1. Private Wealth Management

Wealth managers offer a financial diagnosis for family offices, defining strategic asset allocations according to aspirational needs and risk appetite. Based on this, wealth managers source most appropriate fund managers and investment ideas to the client. Once the client is onboard with the investment mandates and benchmarks, wealth managers allocate assets and complete the transaction. They also prepare a thorough report of the investment execution and performance, for the client to review and compare their investments in a uniform manner.

2. Asset Reporting

Family offices need to have a tab on their assets, acquisition costs, depreciation, and disposal. Wealth managers review and provide information such as the asset breakdown by type, and comparison of previous to current month data, depicting the percentages of holdings allocated to each asset class. They help in tracking fixed assets for financial accounting, preventive sustenance and theft preclusion. Moreover, wealth managers provide due diligence to the client regarding-

●    Assets listed in Access
●    Asset Chain of Custody
●    Asset History Report
●    Assets needing audit
●    Retired assets report

3. Estate Planning

Wealth managers manage an affluent individual’s assets, in the case of their incapacitation or death. They supervise the transfer of assets to heirs and settlement of estate taxes if any. Estate planning negates the possibility of a clash of interests amongst heirs. Wealth managers offer extensive estate management services like-

●    Creation of will
●    Setting up of trust accounts in the name of beneficiaries to limit estate taxes.
●    Establishing a guardian for living dependents
●    Reducing the taxable estate by establishing annual gifting
●    Setting up of the durable power of attorney (POA) to supervise other assets and investments.
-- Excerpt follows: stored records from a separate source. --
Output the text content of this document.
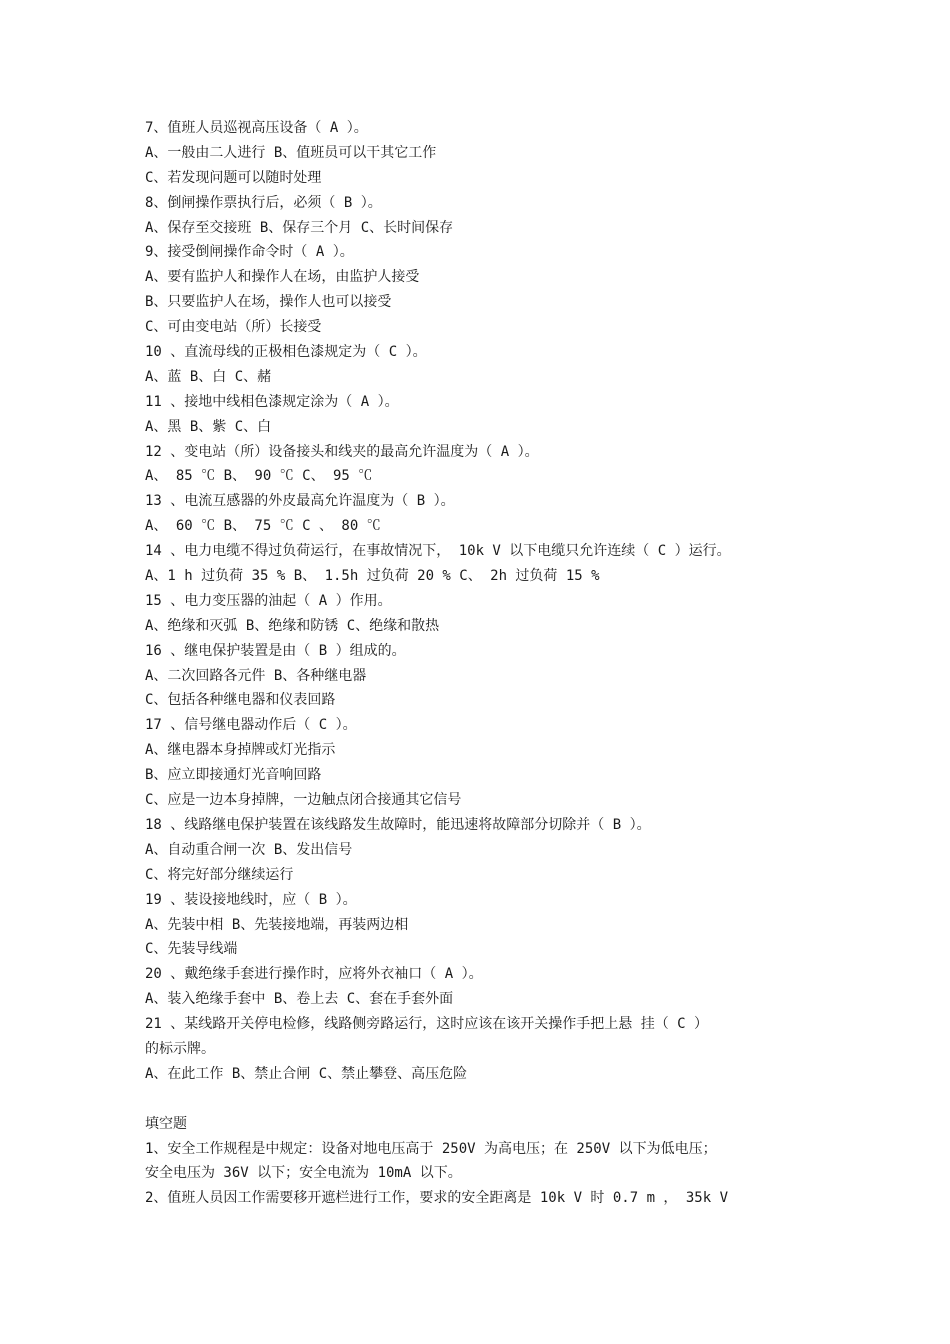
7、值班人员巡视高压设备（ A ）。
A、一般由二人进行 B、值班员可以干其它工作
C、若发现问题可以随时处理
8、倒闸操作票执行后，必须（ B ）。
A、保存至交接班 B、保存三个月 C、长时间保存
9、接受倒闸操作命令时（ A ）。
A、要有监护人和操作人在场，由监护人接受
B、只要监护人在场，操作人也可以接受
C、可由变电站（所）长接受
10 、直流母线的正极相色漆规定为（ C ）。
A、蓝 B、白 C、赭
11 、接地中线相色漆规定涂为（ A ）。
A、黑 B、紫 C、白
12 、变电站（所）设备接头和线夹的最高允许温度为（ A ）。
A、 85 ℃ B、 90 ℃ C、 95 ℃
13 、电流互感器的外皮最高允许温度为（ B ）。
A、 60 ℃ B、 75 ℃ C 、 80 ℃
14 、电力电缆不得过负荷运行，在事故情况下， 10k V 以下电缆只允许连续（ C ）运行。
A、1 h 过负荷 35 % B、 1.5h 过负荷 20 % C、 2h 过负荷 15 %
15 、电力变压器的油起（ A ）作用。
A、绝缘和灭弧 B、绝缘和防锈 C、绝缘和散热
16 、继电保护装置是由（ B ）组成的。
A、二次回路各元件 B、各种继电器
C、包括各种继电器和仪表回路
17 、信号继电器动作后（ C ）。
A、继电器本身掉牌或灯光指示
B、应立即接通灯光音响回路
C、应是一边本身掉牌，一边触点闭合接通其它信号
18 、线路继电保护装置在该线路发生故障时，能迅速将故障部分切除并（ B ）。
A、自动重合闸一次 B、发出信号
C、将完好部分继续运行
19 、装设接地线时，应（ B ）。
A、先装中相 B、先装接地端，再装两边相
C、先装导线端
20 、戴绝缘手套进行操作时，应将外衣袖口（ A ）。
A、装入绝缘手套中 B、卷上去 C、套在手套外面
21 、某线路开关停电检修，线路侧旁路运行，这时应该在该开关操作手把上悬 挂（ C ）
的标示牌。
A、在此工作 B、禁止合闸 C、禁止攀登、高压危险
填空题
1、安全工作规程是中规定：设备对地电压高于 250V 为高电压；在 250V 以下为低电压；
安全电压为 36V 以下；安全电流为 10mA 以下。
2、值班人员因工作需要移开遮栏进行工作，要求的安全距离是 10k V 时 0.7 m ， 35k V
4. Alternate Asset Classes

Alternative assets are gaining popularity amongst family offices, due to their unconventional nature in terms of the investment portfolio. These assets include rare coins and stamps, artworks private equity, trading strategy indices, venture capital and hedge funds. Investing in such alternate asset classes help diversify an investor's portfolio. Being non-traditional investments, they help in sustaining market volatility. Due to their lower liquidity and mispriced value, alternative assets offer excellent arbitrage opportunities. Investing in alternative asset classes isn’t appropriate for everyone. As a result, it is necessary to take the help of wealth managers, who review client’s risk tolerance and investment objectives before offering ideas to invest in new opportunities.

Last Few Words

Family offices are more than just one individual, and their wealth needs to be sustained to reap dividends over a substantial time period. To maximize their wealth management efficiency, services of wealth management firms is a necessity. Wealth managers understand your investment needs and goals, thereby providing appropriate investment guidelines to maximize wealth, and deal with unexpected liquidity influxes.